In the current study, specific protein expression profiles were associated with TIL responses. In invasive breast cancer, immune cells have been documented to contribute to prognosis even in cases treated with chemotherapy.27, 28, 38, 39, 40 The amount of tumor-infiltrating lymphocytes has been correlated with mutational burden in gastrointestinal cancers.41 In breast cancer, specific mutational signatures have been associated with tumor-infiltrating lymphocytes.42 Tantalizingly, an association of epithelial clustering pattern with the presence and type of immune infiltrates was observed. This analysis provides the first evidence of that simultaneous analysis of both the epithelial and immune/stromal components might be necessary to understand the complex milieu in ductal carcinoma in situ lesions.

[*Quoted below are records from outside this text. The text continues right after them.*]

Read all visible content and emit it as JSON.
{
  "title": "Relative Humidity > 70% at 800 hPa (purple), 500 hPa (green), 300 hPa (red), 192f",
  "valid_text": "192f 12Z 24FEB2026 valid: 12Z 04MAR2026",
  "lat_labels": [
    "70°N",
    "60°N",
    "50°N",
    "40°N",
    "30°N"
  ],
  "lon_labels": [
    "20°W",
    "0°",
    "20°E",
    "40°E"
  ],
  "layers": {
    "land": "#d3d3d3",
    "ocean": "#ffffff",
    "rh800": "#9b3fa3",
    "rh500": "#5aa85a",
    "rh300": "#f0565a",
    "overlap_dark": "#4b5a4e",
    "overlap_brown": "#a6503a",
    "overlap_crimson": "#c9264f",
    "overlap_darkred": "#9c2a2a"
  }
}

The current study is based on the analysis of a larger number of cells and ducts albeit from a limited number of patients with no outcome data (work is ongoing to expand sample size with outcomes and will include spatial cell analysis for deeper analysis of cell-to-cell interactions and relationships). In spite of these limitations, the study raises several issues that are fundamental to understanding of the biology of cancer, particularly breast cancer. The study, for the first time, documents the significant heterogeneity in protein expression in pre-invasive breast cancer. The documentation of moderate tumor heterogeneity within cells of a single duct has profound implications. It seems to suggest that even at the pre-invasive stage, cancer is a heterogeneous disease, and perhaps different clones fighting for dominance. This is consistent with the stochastic model of cancer evolution.43, 44 On the other hand, the finding of single dominant clone in some cases would support the 'Big Bang' model.45 Does this indicate one should not focus on analyzing mass lesions for mutational and protein expression and focus on single cells? Is this the future of single-cell sequencing? If so, how many cells need to be sequenced is an important question. From the patient perspective, 'Is heterogeneity or lack of it good?' Homogeneous lesions could indicate the establishment of clonal dominance as a sign of aggressiveness. On the other hand, as cases with marked heterogeneity would have different clones, one or more of them could survive/give rise to invasive disease. Understanding the biological impact is complicated by the fact that it is rare to see direct progression of ductal carcinoma in situ to invasive carcinoma and the low recurrence rates in treated patients. The only way forward is to analyze a large series of well-annotated cases with established follow-up or a case–control design study. The current study provides the scientific basis for the design and performance of analysis of well-annotated ductal carcinoma in situ patient cohorts using multiplexed immunofluorescence technique and clustering algorithm described herein. These will lead to identification of novel clustering patterns that are related with outcomes.